Posted: September 15, 2009
A recent article from the UK publication, The Sunday Times, reports that working memory tests are a better indicator of academic success than IQ tests.
Jonathan Leake discusses the increasing importance of the working memory, (the ability to manipulate and keep information online for a couple of seconds), and its role in determining how well a person will do academically and professionally.
The article refers to Tracy Alloway, director of the center for memory and learning at Stirling University, who has done research suggesting that tests of children’s working memory helped predict their grades more accurately than IQ tests. She is quoted as saying: “Critically, we find that working memory at the start of formal education is a more powerful predictor of subsequent academic success than IQ.”
Leake argues that computers and the internet are making our brain’s ability to store information less crucial since it is so easy to outsource this ability to modern technology, thus causing our brain’s ability to process and manipulate information to be more important.

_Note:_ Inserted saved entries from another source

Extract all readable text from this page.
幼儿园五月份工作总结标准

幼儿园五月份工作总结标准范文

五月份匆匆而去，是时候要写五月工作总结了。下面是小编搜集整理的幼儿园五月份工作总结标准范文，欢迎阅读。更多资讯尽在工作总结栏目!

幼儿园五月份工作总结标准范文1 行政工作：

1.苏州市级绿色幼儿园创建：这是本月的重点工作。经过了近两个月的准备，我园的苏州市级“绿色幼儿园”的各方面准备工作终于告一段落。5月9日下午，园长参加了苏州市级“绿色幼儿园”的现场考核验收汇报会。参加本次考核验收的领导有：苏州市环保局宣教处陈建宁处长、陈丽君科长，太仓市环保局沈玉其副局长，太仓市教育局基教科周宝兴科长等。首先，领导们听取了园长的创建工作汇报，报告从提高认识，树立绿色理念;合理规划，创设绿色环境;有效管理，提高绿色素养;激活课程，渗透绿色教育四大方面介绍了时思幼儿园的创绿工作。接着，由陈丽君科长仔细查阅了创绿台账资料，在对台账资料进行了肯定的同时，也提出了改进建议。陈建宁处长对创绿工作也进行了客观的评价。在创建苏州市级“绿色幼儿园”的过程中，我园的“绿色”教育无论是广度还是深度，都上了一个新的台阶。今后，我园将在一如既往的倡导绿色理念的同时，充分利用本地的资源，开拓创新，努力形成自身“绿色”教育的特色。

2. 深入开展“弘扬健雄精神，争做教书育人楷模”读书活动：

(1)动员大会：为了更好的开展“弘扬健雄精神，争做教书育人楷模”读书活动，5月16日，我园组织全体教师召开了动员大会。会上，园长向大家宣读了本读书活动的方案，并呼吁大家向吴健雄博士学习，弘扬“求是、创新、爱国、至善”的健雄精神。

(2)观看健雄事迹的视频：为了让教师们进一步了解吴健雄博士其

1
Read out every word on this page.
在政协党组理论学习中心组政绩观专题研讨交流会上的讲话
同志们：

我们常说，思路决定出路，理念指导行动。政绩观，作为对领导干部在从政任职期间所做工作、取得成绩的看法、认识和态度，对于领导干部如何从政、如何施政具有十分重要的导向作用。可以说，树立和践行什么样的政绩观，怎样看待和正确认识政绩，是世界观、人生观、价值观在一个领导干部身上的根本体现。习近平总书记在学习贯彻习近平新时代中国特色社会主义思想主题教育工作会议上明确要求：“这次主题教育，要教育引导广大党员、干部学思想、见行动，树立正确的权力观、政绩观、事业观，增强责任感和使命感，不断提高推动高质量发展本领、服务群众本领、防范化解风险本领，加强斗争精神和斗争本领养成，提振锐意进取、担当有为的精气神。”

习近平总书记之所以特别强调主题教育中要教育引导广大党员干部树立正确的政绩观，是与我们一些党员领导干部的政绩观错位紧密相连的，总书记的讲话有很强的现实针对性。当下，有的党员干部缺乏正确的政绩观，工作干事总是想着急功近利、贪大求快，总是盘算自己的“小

But Alloway’s research on working memory had little to do with the changing landscape of modern technology and how we store data, but rather focused on the importance of working memory in allowing our brains to function effectively. She argues that working memory is “relevant to many aspects of modern lifestyles”.
Cogmed has shown that working memory can be improved by training, using our program and method, and slowly but surely the insight that working memory is key to academic performance is gaining ground. Time for new thinking in the world of education?